In 1992 I was 19. Looking back I was a very heavy basher. I guess it was just easier to bash the hell out of the drums instead of taking the true time to learn & listen to exactly what I was playing. Now some 18 years later I have picked up the sticks again & learning a lot of techniques to become better & finesse to glide around my set instead just beating it up!. So like it was stated earlier a lot I think goes to inexperience & maybe even maturity.
Just throwing that out there for ya.
 

GruntersDad

Administrator - Mayor
Staff member
And I was taught in Orchestra that when playing a double stroke roll to try and keep both sticks within a circle the size of a quarter so that the sound of both sticks would be the same.
 

larryace

"Uncle Larry"
I agree with you. Our drums descended from rough, handmade instruments of wood, metal and clay which are still played today. We've added a lot of precision to them, though.

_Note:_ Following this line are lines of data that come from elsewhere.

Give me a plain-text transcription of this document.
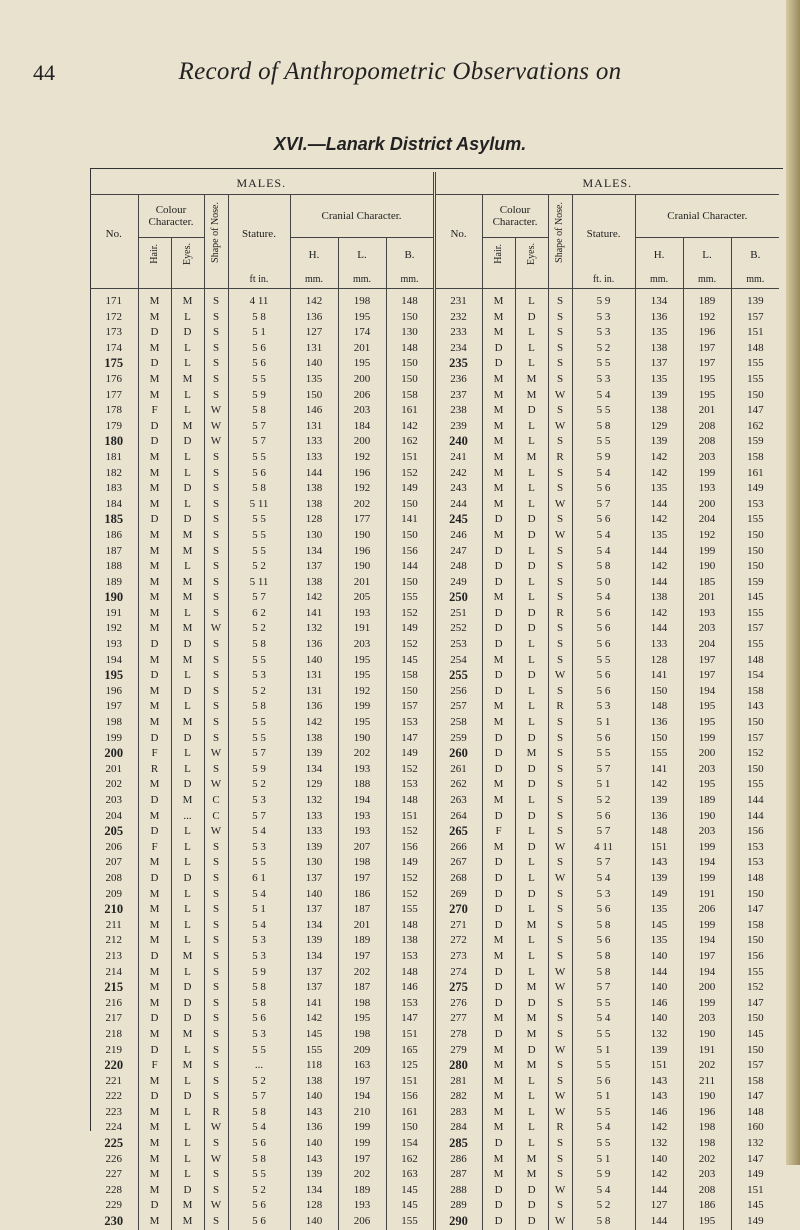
44	Record of Anthropometric Observations on
XVI.—Lanark District Asylum.
MALES.								MALES.							
No.	Colour Character.		Shape of Nose.	Stature.	Cranial Character.			No.	Colour Character.		Shape of Nose.	Stature.	Cranial Character.		
	Hair.	Eyes.			H.	L.	B.		Hair.	Eyes.			H.	L.	B.
				ft in.	mm.	mm.	mm.					ft. in.	mm.	mm.	mm.
171	M	M	S	4 11	142	198	148	231	M	L	S	5 9	134	189	139
172	M	L	S	5 8	136	195	150	232	M	D	S	5 3	136	192	157
173	D	D	S	5 1	127	174	130	233	M	L	S	5 3	135	196	151
174	M	L	S	5 6	131	201	148	234	D	L	S	5 2	138	197	148
175	D	L	S	5 6	140	195	150	235	D	L	S	5 5	137	197	155
176	M	M	S	5 5	135	200	150	236	M	M	S	5 3	135	195	155
177	M	L	S	5 9	150	206	158	237	M	M	W	5 4	139	195	150
178	F	L	W	5 8	146	203	161	238	M	D	S	5 5	138	201	147
179	D	M	W	5 7	131	184	142	239	M	L	W	5 8	129	208	162
180	D	D	W	5 7	133	200	162	240	M	L	S	5 5	139	208	159
181	M	L	S	5 5	133	192	151	241	M	M	R	5 9	142	203	158
182	M	L	S	5 6	144	196	152	242	M	L	S	5 4	142	199	161
183	M	D	S	5 8	138	192	149	243	M	L	S	5 6	135	193	149
184	M	L	S	5 11	138	202	150	244	M	L	W	5 7	144	200	153
185	D	D	S	5 5	128	177	141	245	D	D	S	5 6	142	204	155
186	M	M	S	5 5	130	190	150	246	M	D	W	5 4	135	192	150
187	M	M	S	5 5	134	196	156	247	D	L	S	5 4	144	199	150
188	M	L	S	5 2	137	190	144	248	D	D	S	5 8	142	190	150
189	M	M	S	5 11	138	201	150	249	D	L	S	5 0	144	185	159
190	M	M	S	5 7	142	205	155	250	M	L	S	5 4	138	201	145
191	M	L	S	6 2	141	193	152	251	D	D	R	5 6	142	193	155
192	M	M	W	5 2	132	191	149	252	D	D	S	5 6	144	203	157
193	D	D	S	5 8	136	203	152	253	D	L	S	5 6	133	204	155
194	M	M	S	5 5	140	195	145	254	M	L	S	5 5	128	197	148
195	D	L	S	5 3	131	195	158	255	D	D	W	5 6	141	197	154
196	M	D	S	5 2	131	192	150	256	D	L	S	5 6	150	194	158
197	M	L	S	5 8	136	199	157	257	M	L	R	5 3	148	195	143
198	M	M	S	5 5	142	195	153	258	M	L	S	5 1	136	195	150
199	D	D	S	5 5	138	190	147	259	D	D	S	5 6	150	199	157
200	F	L	W	5 7	139	202	149	260	D	M	S	5 5	155	200	152
201	R	L	S	5 9	134	193	152	261	D	D	S	5 7	141	203	150
202	M	D	W	5 2	129	188	153	262	M	D	S	5 1	142	195	155
203	D	M	C	5 3	132	194	148	263	M	L	S	5 2	139	189	144
204	M	...	C	5 7	133	193	151	264	D	D	S	5 6	136	190	144
205	D	L	W	5 4	133	193	152	265	F	L	S	5 7	148	203	156
206	F	L	S	5 3	139	207	156	266	M	D	W	4 11	151	199	153
207	M	L	S	5 5	130	198	149	267	D	L	S	5 7	143	194	153
208	D	D	S	6 1	137	197	152	268	D	L	W	5 4	139	199	148
209	M	L	S	5 4	140	186	152	269	D	D	S	5 3	149	191	150
210	M	L	S	5 1	137	187	155	270	D	L	S	5 6	135	206	147
211	M	L	S	5 4	134	201	148	271	D	M	S	5 8	145	199	158
212	M	L	S	5 3	139	189	138	272	M	L	S	5 6	135	194	150
213	D	M	S	5 3	134	197	153	273	M	L	S	5 8	140	197	156
214	M	L	S	5 9	137	202	148	274	D	L	W	5 8	144	194	155
215	M	D	S	5 8	137	187	146	275	D	M	W	5 7	140	200	152
216	M	D	S	5 8	141	198	153	276	D	D	S	5 5	146	199	147
217	D	D	S	5 6	142	195	147	277	M	M	S	5 4	140	203	150
218	M	M	S	5 3	145	198	151	278	D	M	S	5 5	132	190	145
219	D	L	S	5 5	155	209	165	279	M	D	W	5 1	139	191	150
220	F	M	S	...	118	163	125	280	M	M	S	5 5	151	202	157
221	M	L	S	5 2	138	197	151	281	M	L	S	5 6	143	211	158
222	D	D	S	5 7	140	194	156	282	M	L	W	5 1	143	190	147
223	M	L	R	5 8	143	210	161	283	M	L	W	5 5	146	196	148
224	M	L	W	5 4	136	199	150	284	M	L	R	5 4	142	198	160
225	M	L	S	5 6	140	199	154	285	D	L	S	5 5	132	198	132
226	M	L	W	5 8	143	197	162	286	M	M	S	5 1	140	202	147
227	M	L	S	5 5	139	202	163	287	M	M	S	5 9	142	203	149
228	M	D	S	5 2	134	189	145	288	D	D	W	5 4	144	208	151
229	D	M	W	5 6	128	193	145	289	D	D	S	5 2	127	186	145
230	M	M	S	5 6	140	206	155	290	D	D	W	5 8	144	195	149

Also, if you want to ponder precision, consider the violin or flute. A movement of one-thousandth of an inch on your fingertip or lip will change the sound.
Agreed, compared to the other instruments, the drums don't take nearly as much precision. But considering the large movements of the arms, drummers have to have the right combination of large movements coupled w/ precise placements. Like all the other instruments, it requires a very unique skillset.

Has anyone ever been made to feel as if being a good drummer was a lesser goal than being a good player of any other instrument? I have.
I once had a girlfriend ask me in a condescending tone..."What made you pick the drums anyway?" I think, that she thought, that it would have been much cooler for her to be dating a lead guitarist or singer rather than a drummer. Yea that relationship was a bad fit. Different priorities.

I told her I didn't pick them, (the drums) they picked me.
But I could detect in her tone that she considered the drums to be "less than" the other instruments.
 

Deathmetalconga

Platinum Member
Agreed, compared to the other instruments, the drums don't take nearly as much precision. But considering the large movements of the arms, drummers have to have the right combination of large movements coupled w/ precise placements. Like all the other instruments, it requires a very unique skillset.

Has anyone ever been made to feel as if being a good drummer was a lesser goal than being a good player of any other instrument? I have.
I once had a girlfriend ask me in a condescending tone..."What made you pick the drums anyway?" I think, that she thought, that it would have been much cooler for her to be dating a lead guitarist or singer rather than a drummer. Yea that relationship was a bad fit. Different priorities.

I told her I didn't pick them, (the drums) they picked me.
But I could detect in her tone that she considered the drums to be "less than" the other instruments.
It would be much cooler for her to base her self-esteem on her own talents and abilities, not on who she dates! No one can take hard-earned talent from you.

Tell her, "I'd only date someone who developed a creative talent of some kind, as someone without creative talent is just too boring, conventional and uncentered."

Also, about the drums, yes, that is a good point, we make many large, whole-body movements and must have a (relatively) high degree of precision. We also never directly touch our instruments, instead using sticks or brushes. People who play bowed instruments can relate to that.